I’m one of those people who have little appetite for the first couple of hours of the day. Breakfast used to be something of a chore, until I realized that I needn’t think of it in terms of cereal or eggs. Instead, I put out a small bowl of fruit and a few cubes of low-fat cheese. While enjoying my coffee, reading the paper and puttering around the kitchen, I nibble on bits of fruit and cheese without feeling like I have to fill my belly with a full meal.

The key is to think outside the box.

I have a friend who was having a tough time recovering from a major illness. She needed to keep up her strength, but said she’d always hated eating anything in the morning. We tried all sorts of enticements but nothing worked. Then I remembered her one weakness: key lime pie! I decided to try making up a somewhat healthier version: a parfait with layers of crushed graham crackers and Yoplait key lime pie flavored yogurt, topped with a dollop of low-fat whipped cream. My friend was delighted with the idea of having key lime pie for breakfast every morning!

Here are 5 more great breakfast ideas, suitable to take on-the-go, courtesy of realsimple.com:

1. Peanut Butter Waffle

Instead of drowning a whole-grain toaster waffle in syrup, cut the sugar and boost the protein and fiber by spreading it with 2 tablespoons of peanut butter.
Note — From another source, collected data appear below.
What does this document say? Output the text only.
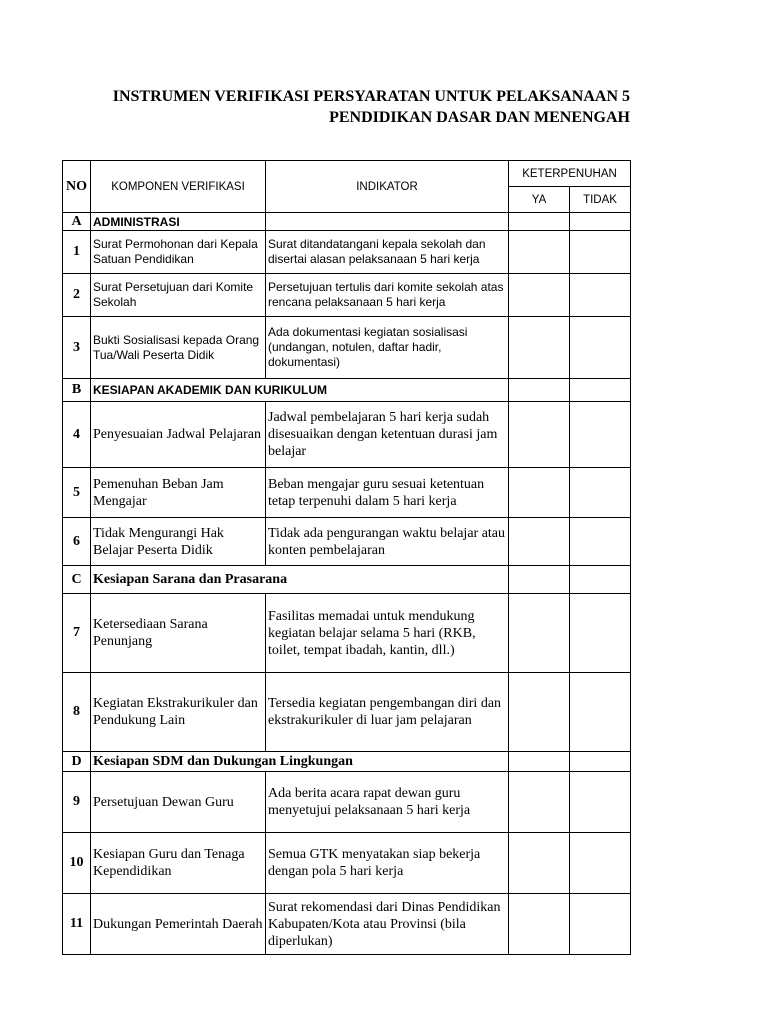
INSTRUMEN VERIFIKASI PERSYARATAN UNTUK PELAKSANAAN 5
PENDIDIKAN DASAR DAN MENENGAH
NO	KOMPONEN VERIFIKASI	INDIKATOR	KETERPENUHAN	
			YA	TIDAK
A	ADMINISTRASI			
1	Surat Permohonan dari Kepala Satuan Pendidikan	Surat ditandatangani kepala sekolah dan disertai alasan pelaksanaan 5 hari kerja		
2	Surat Persetujuan dari Komite Sekolah	Persetujuan tertulis dari komite sekolah atas rencana pelaksanaan 5 hari kerja		
3	Bukti Sosialisasi kepada Orang Tua/Wali Peserta Didik	Ada dokumentasi kegiatan sosialisasi (undangan, notulen, daftar hadir, dokumentasi)		
B	KESIAPAN AKADEMIK DAN KURIKULUM			
4	Penyesuaian Jadwal Pelajaran	Jadwal pembelajaran 5 hari kerja sudah disesuaikan dengan ketentuan durasi jam belajar		
5	Pemenuhan Beban Jam Mengajar	Beban mengajar guru sesuai ketentuan tetap terpenuhi dalam 5 hari kerja		
6	Tidak Mengurangi Hak Belajar Peserta Didik	Tidak ada pengurangan waktu belajar atau konten pembelajaran		
C	Kesiapan Sarana dan Prasarana			
7	Ketersediaan Sarana Penunjang	Fasilitas memadai untuk mendukung kegiatan belajar selama 5 hari (RKB, toilet, tempat ibadah, kantin, dll.)		
8	Kegiatan Ekstrakurikuler dan Pendukung Lain	Tersedia kegiatan pengembangan diri dan ekstrakurikuler di luar jam pelajaran		
D	Kesiapan SDM dan Dukungan Lingkungan			
9	Persetujuan Dewan Guru	Ada berita acara rapat dewan guru menyetujui pelaksanaan 5 hari kerja		
10	Kesiapan Guru dan Tenaga Kependidikan	Semua GTK menyatakan siap bekerja dengan pola 5 hari kerja		
11	Dukungan Pemerintah Daerah	Surat rekomendasi dari Dinas Pendidikan Kabupaten/Kota atau Provinsi (bila diperlukan)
You can also sprinkle on 1 tablespoon of raisins, sesame seeds, or extra peanuts for even more fiber, which helps deliver the meal's nutrients slowly and steadily.

2. Berry Shake

In a cocktail shaker, combine a packet of vanilla or strawberry instant-breakfast powder (look for the no-sugar-added kind, such as Carnation) and 1 cup of low-fat strawberry cow's milk or soy milk. (You can also mix this the night before.) If you have time, use a blender to add your favorite berries or a frozen banana, for extra fiber, and a scoop of protein powder, such as GeniSoy Natural.

3. Morning Pizza

Do you love leftover pizza for breakfast? Try a more sophisticated spin: Take a slice of crusty bread, spread it with 3 tablespoons of low-fat ricotta, and add tomatoes. Finish with a drizzle of olive oil (about 1 teaspoon) and a little salt and pepper. Broiling is optional.

4. Cereal "Sundae"

A bowl of fiber-rich bran flakes (about 1½ cups) with 8 ounces of low-fat milk is a great breakfast. Make it portable by replacing the milk with lemon or vanilla yogurt and mixing it in a reusable container. Increase the fiber and vitamins by adding a handful of nuts or fresh or dried fruit, such as chopped pecans or blueberries.

5. Huevos Rancheros

One of the most convenient and high-quality proteins is a hard-cooked egg, but it has no fiber or carbohydrates. So slice it, then roll it in an 8-inch whole-wheat tortilla with a piece of Canadian bacon or lean ham and, if you like, a ½-ounce slice of cheese. Add a tablespoon of salsa for a shot of flavor and a smidgen of vitamin C.

What’s your favorite first meal of the day?